24 novembre 2013

Les rouages de l'Etat au cinéma


  Thierry Lhermitte dans une satire de Dominique de Villepin lorsqu'il était le flamboyant ministre français des affaires étrangères. C'est ce que vous verrez si vous aller voir le dernier film de Bertrand Tavernier, "Quai d'Orsay". L'oeuvre est une adaptation de la très bonne bande dessinée du même nom. Elle raconte l'organisation et la vie d'un cabinet ministériel au travers du regard d'un jeune collaborateur engagé pour être la plume du ministre, celui qui rédige ses discours. L'intérêt du film est là : dans la relation trouble qui unit les membres d'un cabinet à leur patron, mélange de dévotion et de terreur, d'abnégation et d'épuisement. J'ai beaucoup d'admiration pour ces jeunes hommes et jeunes femmes  qui choisissent de travailler pour un ministre ou un président de parti. Le grand public ne mesure pas à quel point le rythme est élevé dans le milieu du pouvoir : entre une réunion préparatoire à 7h30 et une conférence débat qui va prendre fin vers 22h, une visite de terrain le samedi, et un débat le dimanche, il y a de quoi y laisser sa santé et sa famille. J'en ai vu des membres de cabinet se sacrifier pour un patron parfois arrogant et méprisant. J'en ai vu des hommes politiques maltraiter leurs collaborateurs, les humiliant y compris devant le journaliste que je suis, et ces collaborateurs s'abstenant toujours de répondre. Ce film décrit très bien l'étrange admiration qui lie un membre de cabinet à son patron. 
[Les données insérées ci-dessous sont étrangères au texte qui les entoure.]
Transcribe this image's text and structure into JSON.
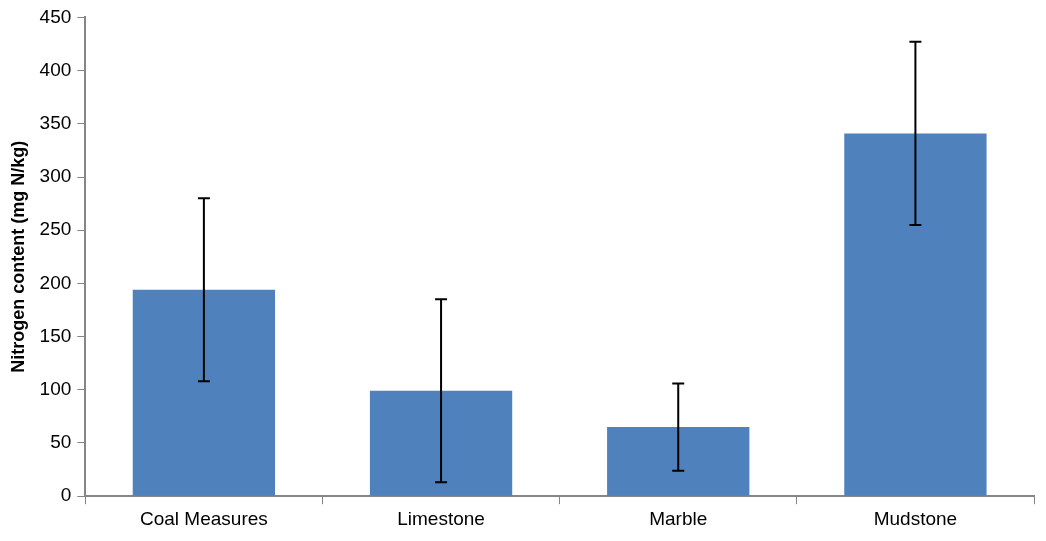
{
  "chart_data": {
    "type": "bar",
    "ylabel": "Nitrogen content (mg N/kg)",
    "categories": [
      "Coal Measures",
      "Limestone",
      "Marble",
      "Mudstone"
    ],
    "values": [
      194,
      99,
      65,
      341
    ],
    "errors": [
      86,
      86,
      41,
      86
    ],
    "color": "#4f81bd",
    "ylim": [
      0,
      450
    ],
    "yticks": [
      0,
      50,
      100,
      150,
      200,
      250,
      300,
      350,
      400,
      450
    ],
    "grid": false,
    "legend": false
  }
}
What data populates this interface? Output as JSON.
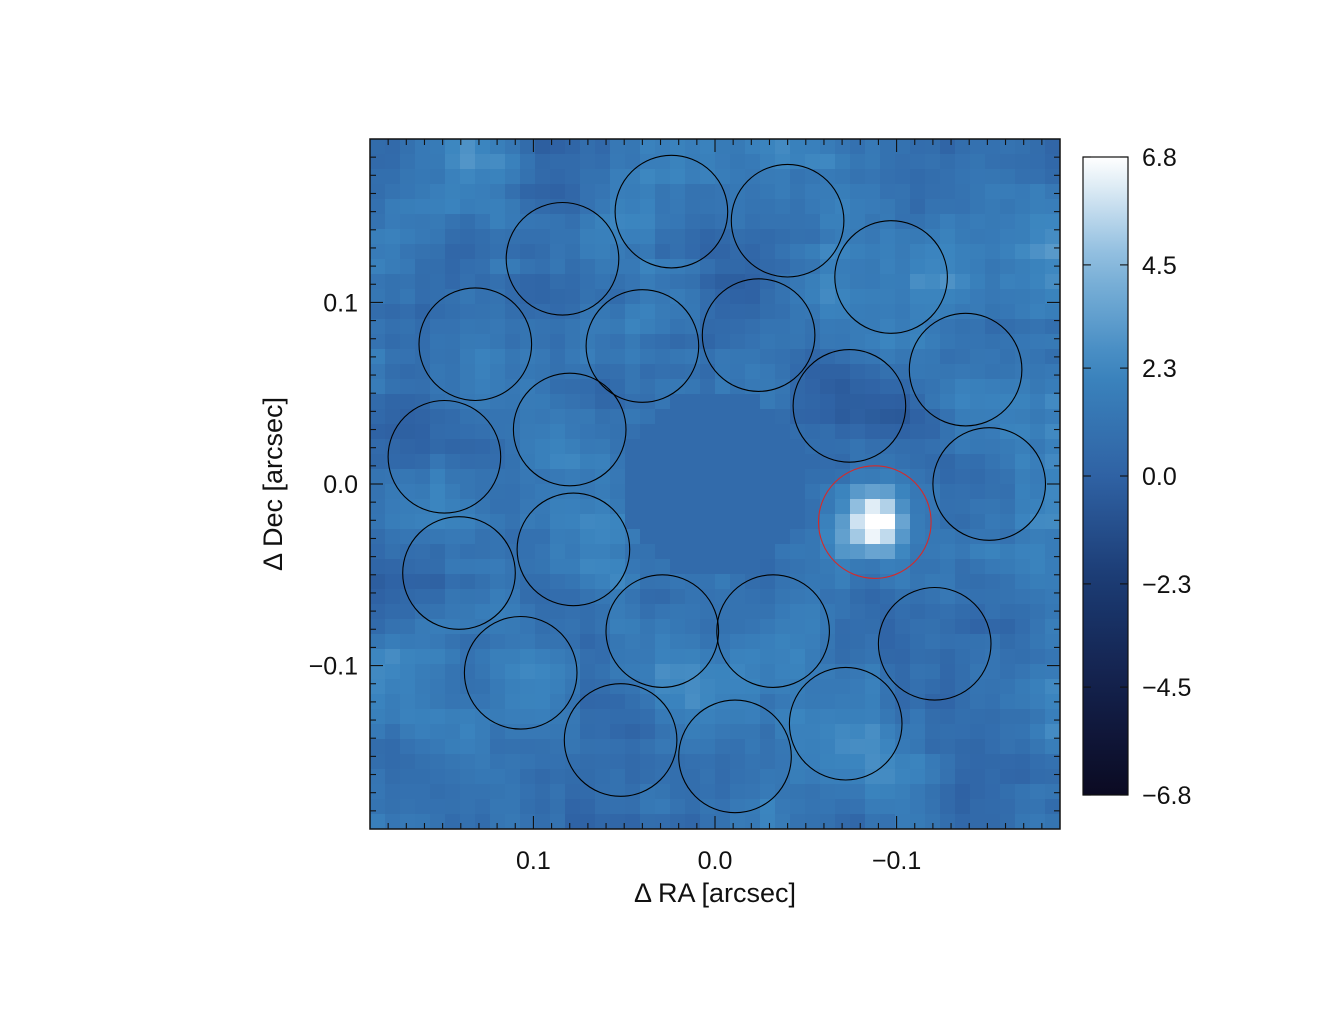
{
  "chart_data": {
    "type": "heatmap",
    "title": "",
    "xlabel": "Δ RA [arcsec]",
    "ylabel": "Δ Dec [arcsec]",
    "xlim": [
      0.19,
      -0.19
    ],
    "ylim": [
      -0.19,
      0.19
    ],
    "x_ticks": [
      {
        "value": 0.1,
        "label": "0.1"
      },
      {
        "value": 0.0,
        "label": "0.0"
      },
      {
        "value": -0.1,
        "label": "−0.1"
      }
    ],
    "y_ticks": [
      {
        "value": 0.1,
        "label": "0.1"
      },
      {
        "value": 0.0,
        "label": "0.0"
      },
      {
        "value": -0.1,
        "label": "−0.1"
      }
    ],
    "colorbar": {
      "range": [
        -6.8,
        6.8
      ],
      "ticks": [
        {
          "value": 6.8,
          "label": "6.8"
        },
        {
          "value": 4.5,
          "label": "4.5"
        },
        {
          "value": 2.3,
          "label": "2.3"
        },
        {
          "value": 0.0,
          "label": "0.0"
        },
        {
          "value": -2.3,
          "label": "−2.3"
        },
        {
          "value": -4.5,
          "label": "−4.5"
        },
        {
          "value": -6.8,
          "label": "−6.8"
        }
      ],
      "colormap": [
        "#0b0a22",
        "#13204a",
        "#1b3a72",
        "#2f62a4",
        "#3b85bf",
        "#86b8dc",
        "#ffffff"
      ]
    },
    "circle_radius": 0.031,
    "apertures": [
      {
        "x": -0.088,
        "y": -0.021,
        "color": "#d42a2a"
      },
      {
        "x": -0.151,
        "y": 0.0,
        "color": "#000000"
      },
      {
        "x": -0.138,
        "y": 0.063,
        "color": "#000000"
      },
      {
        "x": -0.097,
        "y": 0.114,
        "color": "#000000"
      },
      {
        "x": -0.04,
        "y": 0.145,
        "color": "#000000"
      },
      {
        "x": 0.024,
        "y": 0.15,
        "color": "#000000"
      },
      {
        "x": 0.084,
        "y": 0.124,
        "color": "#000000"
      },
      {
        "x": 0.132,
        "y": 0.077,
        "color": "#000000"
      },
      {
        "x": 0.149,
        "y": 0.015,
        "color": "#000000"
      },
      {
        "x": 0.141,
        "y": -0.049,
        "color": "#000000"
      },
      {
        "x": 0.107,
        "y": -0.104,
        "color": "#000000"
      },
      {
        "x": 0.052,
        "y": -0.141,
        "color": "#000000"
      },
      {
        "x": -0.011,
        "y": -0.15,
        "color": "#000000"
      },
      {
        "x": -0.072,
        "y": -0.132,
        "color": "#000000"
      },
      {
        "x": -0.121,
        "y": -0.088,
        "color": "#000000"
      },
      {
        "x": 0.08,
        "y": 0.03,
        "color": "#000000"
      },
      {
        "x": 0.04,
        "y": 0.076,
        "color": "#000000"
      },
      {
        "x": -0.024,
        "y": 0.082,
        "color": "#000000"
      },
      {
        "x": -0.074,
        "y": 0.043,
        "color": "#000000"
      },
      {
        "x": 0.078,
        "y": -0.036,
        "color": "#000000"
      },
      {
        "x": 0.029,
        "y": -0.081,
        "color": "#000000"
      },
      {
        "x": -0.032,
        "y": -0.081,
        "color": "#000000"
      }
    ],
    "source": {
      "x": -0.088,
      "y": -0.021,
      "peak": 6.8
    },
    "background_level": 1.2
  }
}
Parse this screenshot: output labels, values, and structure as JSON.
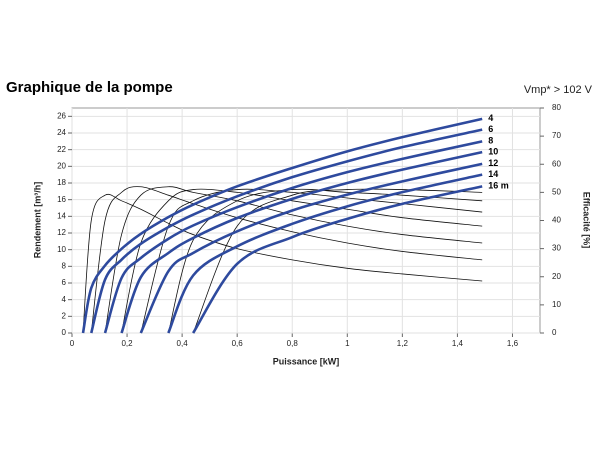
{
  "chart_data": {
    "type": "line",
    "title": "Graphique de la pompe",
    "subtitle": "Vmp* > 102 V",
    "x_label": "Puissance [kW]",
    "y_label": "Rendement [m³/h]",
    "y2_label": "Efficacité [%]",
    "x": [
      0.04,
      0.07,
      0.12,
      0.18,
      0.25,
      0.35,
      0.44,
      0.6,
      0.8,
      1.0,
      1.2,
      1.49
    ],
    "series": [
      {
        "name": "4",
        "color": "#2e4a9e",
        "values": [
          0,
          5.4,
          8.1,
          10.1,
          11.9,
          13.9,
          15.4,
          17.6,
          19.8,
          21.8,
          23.5,
          25.7
        ]
      },
      {
        "name": "6",
        "color": "#2e4a9e",
        "values": [
          null,
          0,
          6.4,
          8.8,
          10.7,
          12.7,
          14.2,
          16.4,
          18.7,
          20.6,
          22.3,
          24.4
        ]
      },
      {
        "name": "8",
        "color": "#2e4a9e",
        "values": [
          null,
          null,
          0,
          6.6,
          9.0,
          11.3,
          12.9,
          15.1,
          17.4,
          19.3,
          20.9,
          23.0
        ]
      },
      {
        "name": "10",
        "color": "#2e4a9e",
        "values": [
          null,
          null,
          null,
          0,
          6.7,
          9.6,
          11.4,
          13.8,
          16.1,
          18.0,
          19.6,
          21.7
        ]
      },
      {
        "name": "12",
        "color": "#2e4a9e",
        "values": [
          null,
          null,
          null,
          null,
          0,
          7.4,
          9.6,
          12.2,
          14.7,
          16.6,
          18.2,
          20.3
        ]
      },
      {
        "name": "14",
        "color": "#2e4a9e",
        "values": [
          null,
          null,
          null,
          null,
          null,
          0,
          6.9,
          10.4,
          13.1,
          15.2,
          16.9,
          19.0
        ]
      },
      {
        "name": "16 m",
        "color": "#2e4a9e",
        "values": [
          null,
          null,
          null,
          null,
          null,
          null,
          0,
          8.3,
          11.5,
          13.7,
          15.5,
          17.6
        ]
      },
      {
        "axis": "y2",
        "color": "#111111",
        "values": [
          0,
          40,
          49,
          47,
          44,
          39,
          35,
          30,
          26,
          23,
          21,
          18.5
        ]
      },
      {
        "axis": "y2",
        "color": "#111111",
        "values": [
          null,
          0,
          40,
          50,
          52,
          49,
          46,
          41,
          36,
          32,
          29,
          26
        ]
      },
      {
        "axis": "y2",
        "color": "#111111",
        "values": [
          null,
          null,
          0,
          35,
          49,
          52,
          50,
          47,
          42,
          38,
          35,
          32
        ]
      },
      {
        "axis": "y2",
        "color": "#111111",
        "values": [
          null,
          null,
          null,
          0,
          32,
          47,
          51,
          50,
          47,
          44,
          41,
          38
        ]
      },
      {
        "axis": "y2",
        "color": "#111111",
        "values": [
          null,
          null,
          null,
          null,
          0,
          38,
          47,
          51,
          50,
          48,
          46,
          43
        ]
      },
      {
        "axis": "y2",
        "color": "#111111",
        "values": [
          null,
          null,
          null,
          null,
          null,
          0,
          33,
          47,
          51,
          50,
          49,
          47
        ]
      },
      {
        "axis": "y2",
        "color": "#111111",
        "values": [
          null,
          null,
          null,
          null,
          null,
          null,
          0,
          38,
          49,
          51,
          51,
          50
        ]
      }
    ],
    "xlim": [
      0,
      1.7
    ],
    "xticks": [
      0,
      {
        "value": 0.2,
        "label": "0,2"
      },
      {
        "value": 0.4,
        "label": "0,4"
      },
      {
        "value": 0.6,
        "label": "0,6"
      },
      {
        "value": 0.8,
        "label": "0,8"
      },
      1,
      {
        "value": 1.2,
        "label": "1,2"
      },
      {
        "value": 1.4,
        "label": "1,4"
      },
      {
        "value": 1.6,
        "label": "1,6"
      }
    ],
    "ylim": [
      0,
      27
    ],
    "yticks": [
      0,
      2,
      4,
      6,
      8,
      10,
      12,
      14,
      16,
      18,
      20,
      22,
      24,
      26
    ],
    "y2lim": [
      0,
      80
    ],
    "y2ticks": [
      0,
      10,
      20,
      30,
      40,
      50,
      60,
      70,
      80
    ],
    "grid": true
  }
}
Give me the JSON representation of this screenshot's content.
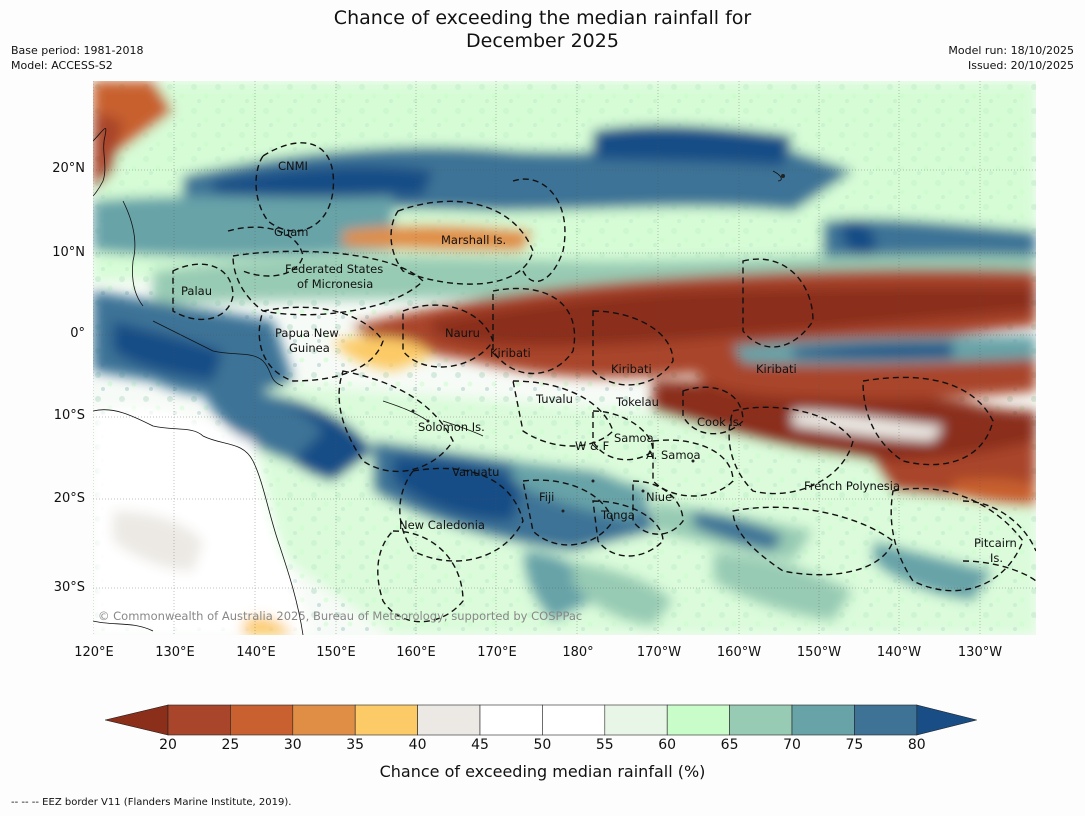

  L'homme politique inspire, insuffle, conceptualise, tranche, dynamise, il est là pour ça. Son équipe tente de traduire en projets de loi, désamorce les crises, instruit les dossiers, prépare les notes et gère l'intendance. Bien sûr  le conseiller aura sa récompense en bout de course : un salaire souvent correct, un mandat d'administrateur pour compléter et penser à autre chose, un recasement en fin de parcours quand les choses ne se passent pas trop mal. Mais le carburant reste l'amour de la politique et de son patron, la passion de la chose publique, et on est prêt à donner beaucoup pour cela :  la pression est énorme, le volume de travail  considérable. Ce que j'ai vu dans Quai d'Orsay est un poil forcé (comme dans la BD un ouragan précède le ministre qui fait s'envoler les dossiers , et la porte claque à chaque passage, un des effets comiques du film) mais reste proche de la réalité, y compris en Belgique. Niels Arestrup en chef de cabinet à la voix douce mais à l'autorité incontestable y est remarquable. Je n'ai pas pu m'empêcher de faire l'un où l'autre parallèle avec des situations belges que j'ai pu approcher,  je tairais les noms bien sur, même si le film reste très français. Oui, un cabinet ministériel fonctionne ainsi : avec un ministre plus ou moins flamboyant qui fixe la ligne dans des moments plus ou moins inspirés, un directeur de cabinet qui dirige réellement les opérations, un chef de cabinet qui gere la tresorerie et les problemes de voiture, des cabinetards, galériens du pouvoir, qui rament, une administration qui est considérée comme un obstacle et des parlementaires qui ne sont que des faire-valoir. Oui on y trouve cette forme de violence et un brin d'érotisme dans les rapports hommes-femmes. Oui, l'action est parfois brouillonne et irrationnelle, malgré ce que les journalistes écrivent. Et oui, le cheminement qui mène à une déclaration ou à une prise de position est parfois très étonnant.

Courrez donc voir ce film.  Et si vous voulez poursuivre la réflexion procurez vous aussi l'Exercice de l'Etat avec un Olivier Gourmet en ministre des transports cannibale et Michel Blanc en chef de cabinet sacrifié volontaire. Plus sombre, moins grand public, mais tout aussi juste dans la description des machineries ministérielles.